If your OS partition isn't the bottleneck, RAID0 would be slower because it has more overhead than a single drive. If that concept is too complex for you, time to go read some RAID articles.

 

Sunner

Elite Member
Oct 9, 1999
11,641
0
76
Originally posted by: Tostada
Originally posted by: aeternitas
haha the anti-RAID trolls are funny. Raid sucks cuz anadtech did tests! DER!11

I think you've got that backwards. The "anti-RAID trolls" are the only ones with benchmarks to back up their position.

It's just sad that so many people say StorageReview and AnandTech are wrong about RAID, but they never offer a single shred of evidence.

RAID has many server applications, but the bottom line is that RAID doesn't speed up many things on a desktop. A RAID0 could speed up your Photoshop scratch disks. A RAID0 definitely speeds things up for video editing and things that transfer massive individual files. RAID0 most certainly will not speed up the OS partition of a desktop. If you think it will, you really need to read a little. The whole concept that enhanced throughput on your OS partition at the expense of other overhead will improve performance is ridiculous. Your OS partition is pretty much the last thing that would ever be helped by RAID.
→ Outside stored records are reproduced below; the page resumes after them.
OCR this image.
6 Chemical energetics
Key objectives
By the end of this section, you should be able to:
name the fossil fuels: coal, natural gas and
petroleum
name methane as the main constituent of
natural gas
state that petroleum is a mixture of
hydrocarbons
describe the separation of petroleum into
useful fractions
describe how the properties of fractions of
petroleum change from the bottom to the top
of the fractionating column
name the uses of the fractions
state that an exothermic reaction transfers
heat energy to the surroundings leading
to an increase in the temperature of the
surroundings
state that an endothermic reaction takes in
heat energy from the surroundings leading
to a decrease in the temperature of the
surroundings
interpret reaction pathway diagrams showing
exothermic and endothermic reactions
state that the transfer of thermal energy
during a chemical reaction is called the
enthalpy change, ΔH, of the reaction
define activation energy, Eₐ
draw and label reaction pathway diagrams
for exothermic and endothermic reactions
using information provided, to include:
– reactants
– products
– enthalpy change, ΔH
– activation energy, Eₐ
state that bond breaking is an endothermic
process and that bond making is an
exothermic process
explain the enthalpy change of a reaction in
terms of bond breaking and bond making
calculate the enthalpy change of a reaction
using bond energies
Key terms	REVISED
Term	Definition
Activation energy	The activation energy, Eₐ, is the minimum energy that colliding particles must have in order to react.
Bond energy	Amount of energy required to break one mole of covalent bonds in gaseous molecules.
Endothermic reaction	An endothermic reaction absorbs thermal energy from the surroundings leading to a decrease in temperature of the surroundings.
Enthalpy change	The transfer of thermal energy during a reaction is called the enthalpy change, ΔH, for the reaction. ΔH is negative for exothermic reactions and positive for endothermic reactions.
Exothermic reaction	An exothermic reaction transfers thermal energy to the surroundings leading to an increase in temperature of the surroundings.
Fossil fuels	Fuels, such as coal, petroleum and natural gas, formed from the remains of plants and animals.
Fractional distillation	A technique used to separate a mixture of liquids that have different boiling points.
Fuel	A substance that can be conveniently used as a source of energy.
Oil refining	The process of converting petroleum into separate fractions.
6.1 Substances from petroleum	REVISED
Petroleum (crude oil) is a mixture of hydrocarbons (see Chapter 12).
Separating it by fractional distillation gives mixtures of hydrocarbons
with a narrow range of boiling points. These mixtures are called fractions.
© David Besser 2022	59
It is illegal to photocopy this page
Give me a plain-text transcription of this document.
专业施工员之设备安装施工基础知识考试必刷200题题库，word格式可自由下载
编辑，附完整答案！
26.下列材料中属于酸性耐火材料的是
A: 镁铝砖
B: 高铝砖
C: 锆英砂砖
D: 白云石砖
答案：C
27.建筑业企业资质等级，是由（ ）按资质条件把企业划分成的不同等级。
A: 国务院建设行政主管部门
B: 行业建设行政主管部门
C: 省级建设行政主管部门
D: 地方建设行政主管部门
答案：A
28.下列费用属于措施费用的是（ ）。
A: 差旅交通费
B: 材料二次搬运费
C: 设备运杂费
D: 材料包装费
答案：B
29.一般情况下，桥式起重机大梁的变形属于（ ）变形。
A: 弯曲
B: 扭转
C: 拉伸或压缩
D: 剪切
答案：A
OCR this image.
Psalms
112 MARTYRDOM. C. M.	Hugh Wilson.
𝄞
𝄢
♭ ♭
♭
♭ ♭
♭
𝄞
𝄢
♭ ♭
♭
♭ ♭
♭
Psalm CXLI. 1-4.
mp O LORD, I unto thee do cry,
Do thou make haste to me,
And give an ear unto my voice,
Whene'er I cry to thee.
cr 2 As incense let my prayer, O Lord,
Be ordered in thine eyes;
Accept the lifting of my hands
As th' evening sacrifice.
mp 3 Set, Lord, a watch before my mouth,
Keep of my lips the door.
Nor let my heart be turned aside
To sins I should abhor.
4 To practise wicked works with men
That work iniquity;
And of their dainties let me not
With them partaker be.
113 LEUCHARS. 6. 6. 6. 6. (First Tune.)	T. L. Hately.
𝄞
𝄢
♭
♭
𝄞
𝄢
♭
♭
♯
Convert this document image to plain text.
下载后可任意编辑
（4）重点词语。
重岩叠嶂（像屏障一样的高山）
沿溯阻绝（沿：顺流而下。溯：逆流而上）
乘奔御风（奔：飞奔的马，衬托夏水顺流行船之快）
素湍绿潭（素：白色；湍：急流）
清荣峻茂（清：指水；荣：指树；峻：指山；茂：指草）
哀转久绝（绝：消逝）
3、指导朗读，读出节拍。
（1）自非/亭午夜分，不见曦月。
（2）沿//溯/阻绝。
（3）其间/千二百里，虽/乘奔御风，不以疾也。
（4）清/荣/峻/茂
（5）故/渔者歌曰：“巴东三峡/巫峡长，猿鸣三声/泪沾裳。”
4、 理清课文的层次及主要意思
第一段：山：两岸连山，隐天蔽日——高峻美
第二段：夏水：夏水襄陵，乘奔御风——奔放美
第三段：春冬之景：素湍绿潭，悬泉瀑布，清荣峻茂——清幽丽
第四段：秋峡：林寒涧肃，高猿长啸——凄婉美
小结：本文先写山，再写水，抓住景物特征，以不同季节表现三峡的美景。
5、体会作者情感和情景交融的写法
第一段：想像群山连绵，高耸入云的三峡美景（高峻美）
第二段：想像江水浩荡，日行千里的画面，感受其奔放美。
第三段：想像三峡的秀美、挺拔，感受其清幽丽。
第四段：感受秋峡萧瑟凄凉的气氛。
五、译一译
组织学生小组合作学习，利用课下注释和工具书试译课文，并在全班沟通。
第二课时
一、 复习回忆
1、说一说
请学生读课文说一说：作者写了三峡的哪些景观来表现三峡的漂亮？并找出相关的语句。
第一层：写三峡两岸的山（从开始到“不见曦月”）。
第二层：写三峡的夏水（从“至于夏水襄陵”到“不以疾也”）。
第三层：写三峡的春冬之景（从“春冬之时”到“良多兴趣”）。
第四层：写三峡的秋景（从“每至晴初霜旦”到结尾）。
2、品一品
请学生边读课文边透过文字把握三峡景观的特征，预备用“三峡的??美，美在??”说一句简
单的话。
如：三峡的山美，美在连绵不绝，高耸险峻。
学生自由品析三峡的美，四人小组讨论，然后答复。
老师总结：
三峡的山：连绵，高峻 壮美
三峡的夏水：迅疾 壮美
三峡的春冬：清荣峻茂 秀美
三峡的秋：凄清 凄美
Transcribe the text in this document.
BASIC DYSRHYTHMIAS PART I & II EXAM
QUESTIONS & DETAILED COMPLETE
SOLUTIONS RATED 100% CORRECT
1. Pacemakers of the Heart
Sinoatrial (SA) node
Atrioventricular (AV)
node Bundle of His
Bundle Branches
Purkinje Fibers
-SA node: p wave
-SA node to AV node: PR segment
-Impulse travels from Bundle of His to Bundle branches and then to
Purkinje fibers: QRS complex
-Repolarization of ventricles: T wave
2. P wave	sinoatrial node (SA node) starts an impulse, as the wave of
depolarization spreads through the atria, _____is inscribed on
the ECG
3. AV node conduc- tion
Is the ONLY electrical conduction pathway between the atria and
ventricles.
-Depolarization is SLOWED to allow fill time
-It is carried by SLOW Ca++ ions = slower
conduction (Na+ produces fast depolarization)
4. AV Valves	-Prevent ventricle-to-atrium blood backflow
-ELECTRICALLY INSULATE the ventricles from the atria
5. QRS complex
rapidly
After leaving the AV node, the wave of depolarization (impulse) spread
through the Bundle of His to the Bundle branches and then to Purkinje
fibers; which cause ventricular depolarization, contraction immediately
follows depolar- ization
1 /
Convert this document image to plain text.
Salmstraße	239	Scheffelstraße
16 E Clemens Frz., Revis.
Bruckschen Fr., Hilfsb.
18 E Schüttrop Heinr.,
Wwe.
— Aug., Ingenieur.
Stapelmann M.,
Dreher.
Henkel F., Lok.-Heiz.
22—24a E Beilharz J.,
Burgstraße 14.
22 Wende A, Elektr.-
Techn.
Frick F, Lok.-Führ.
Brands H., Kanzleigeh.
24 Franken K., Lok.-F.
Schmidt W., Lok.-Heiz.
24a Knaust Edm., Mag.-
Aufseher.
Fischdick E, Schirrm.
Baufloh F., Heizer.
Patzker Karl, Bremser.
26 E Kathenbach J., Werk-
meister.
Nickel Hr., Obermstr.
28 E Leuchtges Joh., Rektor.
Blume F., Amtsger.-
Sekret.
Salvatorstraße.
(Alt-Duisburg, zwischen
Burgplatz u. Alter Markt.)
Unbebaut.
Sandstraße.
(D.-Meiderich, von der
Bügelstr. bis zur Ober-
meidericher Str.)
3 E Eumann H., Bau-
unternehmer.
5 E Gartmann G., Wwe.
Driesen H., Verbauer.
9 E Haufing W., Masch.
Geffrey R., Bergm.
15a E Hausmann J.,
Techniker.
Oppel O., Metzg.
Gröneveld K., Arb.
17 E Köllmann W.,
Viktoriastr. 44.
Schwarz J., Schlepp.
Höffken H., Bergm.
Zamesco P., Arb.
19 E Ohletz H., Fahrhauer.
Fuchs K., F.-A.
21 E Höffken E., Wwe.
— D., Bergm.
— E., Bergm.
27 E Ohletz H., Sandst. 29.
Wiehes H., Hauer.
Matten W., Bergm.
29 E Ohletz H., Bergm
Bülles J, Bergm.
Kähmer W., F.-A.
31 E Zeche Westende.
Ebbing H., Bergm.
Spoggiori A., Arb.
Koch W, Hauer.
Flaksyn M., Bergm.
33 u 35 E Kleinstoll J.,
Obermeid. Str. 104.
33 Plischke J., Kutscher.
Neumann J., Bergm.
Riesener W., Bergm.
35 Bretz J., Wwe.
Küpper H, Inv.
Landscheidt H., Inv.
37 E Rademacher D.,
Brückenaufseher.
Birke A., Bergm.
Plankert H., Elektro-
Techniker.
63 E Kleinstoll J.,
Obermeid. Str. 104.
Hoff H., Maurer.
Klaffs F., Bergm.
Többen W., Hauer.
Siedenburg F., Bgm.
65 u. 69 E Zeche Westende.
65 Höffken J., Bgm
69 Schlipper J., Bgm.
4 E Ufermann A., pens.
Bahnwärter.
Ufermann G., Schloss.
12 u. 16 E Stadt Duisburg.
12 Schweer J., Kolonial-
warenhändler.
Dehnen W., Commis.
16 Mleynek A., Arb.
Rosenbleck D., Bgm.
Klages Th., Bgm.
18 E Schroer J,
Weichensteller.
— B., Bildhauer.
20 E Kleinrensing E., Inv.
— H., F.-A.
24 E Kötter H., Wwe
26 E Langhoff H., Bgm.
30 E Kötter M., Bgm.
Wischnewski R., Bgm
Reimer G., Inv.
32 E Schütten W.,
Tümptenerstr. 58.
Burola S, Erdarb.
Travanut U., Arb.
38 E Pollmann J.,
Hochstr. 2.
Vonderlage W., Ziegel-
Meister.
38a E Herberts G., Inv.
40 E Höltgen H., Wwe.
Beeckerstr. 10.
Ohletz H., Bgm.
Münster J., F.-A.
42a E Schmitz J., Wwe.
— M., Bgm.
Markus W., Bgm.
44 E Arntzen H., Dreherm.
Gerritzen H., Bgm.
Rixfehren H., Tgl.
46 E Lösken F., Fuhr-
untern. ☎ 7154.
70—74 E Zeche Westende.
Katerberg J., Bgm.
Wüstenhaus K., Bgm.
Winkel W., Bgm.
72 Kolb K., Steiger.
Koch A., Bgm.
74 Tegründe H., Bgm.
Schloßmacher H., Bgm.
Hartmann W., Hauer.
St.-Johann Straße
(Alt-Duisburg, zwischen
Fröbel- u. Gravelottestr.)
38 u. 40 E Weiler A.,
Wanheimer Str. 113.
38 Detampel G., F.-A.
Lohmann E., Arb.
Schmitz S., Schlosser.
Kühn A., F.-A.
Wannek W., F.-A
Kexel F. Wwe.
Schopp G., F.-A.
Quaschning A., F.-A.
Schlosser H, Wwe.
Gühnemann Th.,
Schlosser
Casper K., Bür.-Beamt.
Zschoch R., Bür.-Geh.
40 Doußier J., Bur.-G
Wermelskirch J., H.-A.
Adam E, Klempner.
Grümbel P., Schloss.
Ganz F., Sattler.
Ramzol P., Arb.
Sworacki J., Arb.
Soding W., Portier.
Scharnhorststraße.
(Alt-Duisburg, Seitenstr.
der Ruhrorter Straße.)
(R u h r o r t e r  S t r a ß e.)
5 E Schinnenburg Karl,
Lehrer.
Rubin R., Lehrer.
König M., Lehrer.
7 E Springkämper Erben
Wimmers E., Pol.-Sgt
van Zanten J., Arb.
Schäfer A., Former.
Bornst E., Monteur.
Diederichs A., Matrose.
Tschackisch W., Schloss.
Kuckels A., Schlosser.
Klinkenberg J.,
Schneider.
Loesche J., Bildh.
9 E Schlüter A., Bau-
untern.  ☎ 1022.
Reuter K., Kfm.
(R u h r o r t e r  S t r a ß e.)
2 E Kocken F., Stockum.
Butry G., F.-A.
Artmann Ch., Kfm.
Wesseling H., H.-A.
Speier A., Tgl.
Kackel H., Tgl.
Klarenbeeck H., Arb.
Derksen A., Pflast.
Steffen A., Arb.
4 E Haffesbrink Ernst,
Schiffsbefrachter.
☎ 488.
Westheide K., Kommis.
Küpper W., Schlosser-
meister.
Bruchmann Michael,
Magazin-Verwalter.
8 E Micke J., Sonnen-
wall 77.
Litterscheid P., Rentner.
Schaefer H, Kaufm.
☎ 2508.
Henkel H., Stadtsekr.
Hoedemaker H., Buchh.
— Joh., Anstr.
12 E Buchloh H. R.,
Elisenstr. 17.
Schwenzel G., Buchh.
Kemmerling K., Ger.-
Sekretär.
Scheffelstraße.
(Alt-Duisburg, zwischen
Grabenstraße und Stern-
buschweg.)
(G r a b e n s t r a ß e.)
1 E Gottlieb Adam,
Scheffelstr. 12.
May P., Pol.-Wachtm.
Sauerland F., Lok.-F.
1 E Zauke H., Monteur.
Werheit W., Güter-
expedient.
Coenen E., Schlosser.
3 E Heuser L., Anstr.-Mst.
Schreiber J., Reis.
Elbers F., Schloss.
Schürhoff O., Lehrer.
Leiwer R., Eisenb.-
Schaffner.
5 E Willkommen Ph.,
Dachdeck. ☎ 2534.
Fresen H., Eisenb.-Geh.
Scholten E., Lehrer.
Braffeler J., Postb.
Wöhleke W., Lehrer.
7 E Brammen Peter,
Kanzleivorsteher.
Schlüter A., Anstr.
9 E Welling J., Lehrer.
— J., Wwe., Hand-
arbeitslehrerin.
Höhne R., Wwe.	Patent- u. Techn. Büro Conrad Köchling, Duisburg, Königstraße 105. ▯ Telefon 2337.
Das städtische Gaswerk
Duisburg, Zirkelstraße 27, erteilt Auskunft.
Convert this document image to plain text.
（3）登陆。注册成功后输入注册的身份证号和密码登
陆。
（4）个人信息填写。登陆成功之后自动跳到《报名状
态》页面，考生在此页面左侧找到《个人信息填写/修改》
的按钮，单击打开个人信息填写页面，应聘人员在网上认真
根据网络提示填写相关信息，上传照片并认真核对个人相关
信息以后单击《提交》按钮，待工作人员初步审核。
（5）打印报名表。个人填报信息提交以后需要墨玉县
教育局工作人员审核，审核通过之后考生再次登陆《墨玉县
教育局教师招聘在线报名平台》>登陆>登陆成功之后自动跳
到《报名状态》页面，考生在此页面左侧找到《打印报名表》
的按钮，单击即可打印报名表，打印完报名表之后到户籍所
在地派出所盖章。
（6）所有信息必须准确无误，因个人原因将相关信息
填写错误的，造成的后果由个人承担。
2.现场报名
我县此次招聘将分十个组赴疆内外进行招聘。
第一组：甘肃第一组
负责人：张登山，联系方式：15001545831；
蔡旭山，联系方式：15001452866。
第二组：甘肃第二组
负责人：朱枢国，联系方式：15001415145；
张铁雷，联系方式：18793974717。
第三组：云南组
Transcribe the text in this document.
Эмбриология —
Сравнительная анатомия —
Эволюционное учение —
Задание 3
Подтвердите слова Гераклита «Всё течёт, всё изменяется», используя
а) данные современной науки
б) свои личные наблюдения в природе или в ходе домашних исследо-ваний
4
But they have their anecdotal evidence!!!
:roll:
 

ribbon13

Diamond Member
Feb 1, 2005
9,343
0
0
Sorry, I think the raid array I mention earlier would smoke that.

3ware 9500-12 $700
12 SATA-IDE adapters $240
12 M-systems FFD-25-UATA-90112-F $29,000 each


Oh and Tostada be sure to differentiate between hardware and software/driver raid. Show me one hardware PCI-X SATA RAID controller and drive set that's faster in single mode than striping.